Olexander is openly gay.

== Political career ==
In 1999, Olexander won pre-selection for the safe Liberal Legislative Council seat of Silvan Province, and was subsequently elected. After the Liberal Party's defeat at the 2002 election, Olexander was promoted to the shadow ministry, taking on the portfolios of Youth, Arts and Consumer Affairs in December 2002. During 2002 to 2004, he also served on the Scrutiny of Acts and Regulations Committee.

In June 2006, Olexander was reported to have drafted a private member's bill that would allow gay civil unions in Victoria. The bill was not presented to the parliament.

Olexander threatened to run against Liberal members in the Eastern Metropolitan Region for the 2006 election, but ultimately did not nominate.

=== Controversies ===
In the early hours of 11 July 2004, Olexander had been drinking and was driving home when he fell asleep at the wheel and crashed his taxpayer funded car into four parked cars in Port Melbourne. He was fined $500 and lost his licence for 12 months.

Olexander was also investigated regarding his residence. He was claiming that his Ringwood East address was his primary residence, while claiming parliamentary expenses to stay at his Docklands apartment. The president of the Legislative Council was opened an inquiry in the claiming of these benefits from a number of members, including Olexander.

He attracted some attention in late 2004 for advocating for greater funding for gambling support groups and his criticism of the government's backdown on its election promise to extend the Epping railway line to South Morang. He was ultimately forced to pay back the travel allowance that he was not entitled to.

On 7 January 2009, Olexander appeared before the Melbourne Magistrates' Court, accused of driving on the CityLink tollway three times without a pass. Magistrate Sharon Cure ordered him pay a $100 fine on each of the three counts of using an unregistered vehicle on a tollway plus $40 in court costs.

=== Expulsion from the Liberal party ===
Following the car accident in 2004, the Liberal party considered expelling Olexander, but in late July the executive decided against doing so. However, he was expected to regularly report to the state director, the only member of the Liberal parliamentary party who had to do so.
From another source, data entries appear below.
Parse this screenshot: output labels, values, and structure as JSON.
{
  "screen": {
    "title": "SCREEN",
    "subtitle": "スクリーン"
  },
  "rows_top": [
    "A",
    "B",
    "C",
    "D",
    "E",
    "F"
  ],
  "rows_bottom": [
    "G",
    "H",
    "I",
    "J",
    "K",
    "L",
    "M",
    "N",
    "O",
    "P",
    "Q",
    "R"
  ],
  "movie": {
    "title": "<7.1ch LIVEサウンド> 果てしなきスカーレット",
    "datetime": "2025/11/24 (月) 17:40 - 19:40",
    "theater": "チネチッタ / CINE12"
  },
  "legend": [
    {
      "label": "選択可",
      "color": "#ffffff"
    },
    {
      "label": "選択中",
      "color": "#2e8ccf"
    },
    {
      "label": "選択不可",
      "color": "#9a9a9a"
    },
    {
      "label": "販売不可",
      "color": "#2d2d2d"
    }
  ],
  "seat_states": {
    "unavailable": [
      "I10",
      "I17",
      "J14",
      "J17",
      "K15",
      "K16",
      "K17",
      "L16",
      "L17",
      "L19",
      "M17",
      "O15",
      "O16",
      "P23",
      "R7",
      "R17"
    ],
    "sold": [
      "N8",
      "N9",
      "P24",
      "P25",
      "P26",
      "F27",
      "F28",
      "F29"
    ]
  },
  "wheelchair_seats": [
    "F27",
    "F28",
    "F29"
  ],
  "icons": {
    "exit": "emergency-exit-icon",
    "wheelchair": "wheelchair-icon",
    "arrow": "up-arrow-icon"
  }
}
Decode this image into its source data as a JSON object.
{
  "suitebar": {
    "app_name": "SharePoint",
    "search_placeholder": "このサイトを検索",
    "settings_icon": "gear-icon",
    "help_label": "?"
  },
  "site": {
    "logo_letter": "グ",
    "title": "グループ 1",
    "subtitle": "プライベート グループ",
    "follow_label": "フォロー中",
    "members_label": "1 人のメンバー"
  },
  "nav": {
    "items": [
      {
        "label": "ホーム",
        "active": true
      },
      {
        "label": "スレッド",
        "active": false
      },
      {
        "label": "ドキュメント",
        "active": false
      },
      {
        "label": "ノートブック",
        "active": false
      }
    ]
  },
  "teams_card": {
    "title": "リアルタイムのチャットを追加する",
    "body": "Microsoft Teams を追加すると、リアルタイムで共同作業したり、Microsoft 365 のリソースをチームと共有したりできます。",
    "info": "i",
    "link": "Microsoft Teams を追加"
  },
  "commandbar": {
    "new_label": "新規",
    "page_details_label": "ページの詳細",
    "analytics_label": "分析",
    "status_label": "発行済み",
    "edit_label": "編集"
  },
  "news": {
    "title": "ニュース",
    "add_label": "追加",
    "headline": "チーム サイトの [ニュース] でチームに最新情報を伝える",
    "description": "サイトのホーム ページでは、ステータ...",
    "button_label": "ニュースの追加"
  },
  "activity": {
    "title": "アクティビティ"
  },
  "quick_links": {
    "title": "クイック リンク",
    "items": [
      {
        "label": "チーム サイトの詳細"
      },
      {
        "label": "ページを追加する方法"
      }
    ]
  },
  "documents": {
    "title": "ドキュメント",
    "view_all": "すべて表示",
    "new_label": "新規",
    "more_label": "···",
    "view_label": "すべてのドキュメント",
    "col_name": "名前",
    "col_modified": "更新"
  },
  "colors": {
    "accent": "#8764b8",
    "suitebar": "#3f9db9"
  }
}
In late 2005, the question of expelling Olexander was raised again. Following his failed preselection bid, he publicly aired a series of attacks aimed at the party and its leader, Robert Doyle. Olexander claimed that the party had not earned the right to re-election and said it had been taken over by homophobic extremists. It was claimed that he failed to show up to parliament and party room meetings. Olexander claimed that he was being silenced by the party leadership, and that Doyle wanted to remove him from the party because he would support an opponent in a leadership spill. However, the party said that the move to expel Olexander was because he brought the party into disrepute.

On 29 November, Olexander was expelled from the Liberal Party, although some, including Ted Baillieu, a potential challenger to Doyle, voted against the expulsion. The Age commented on the expulsion that "Mr Olexander must have known it would end like this... [he] should have accepted his party's verdict with grace, acknowledging it as both inevitable and just. Instead, he lashed out, accusing the Liberals of bigotry and homophobia."

Olexander served out the remainder of his term in the Legislative Council sitting on the cross benches. After his parliamentary career ended, he began working with Greens leader Adam Bandt.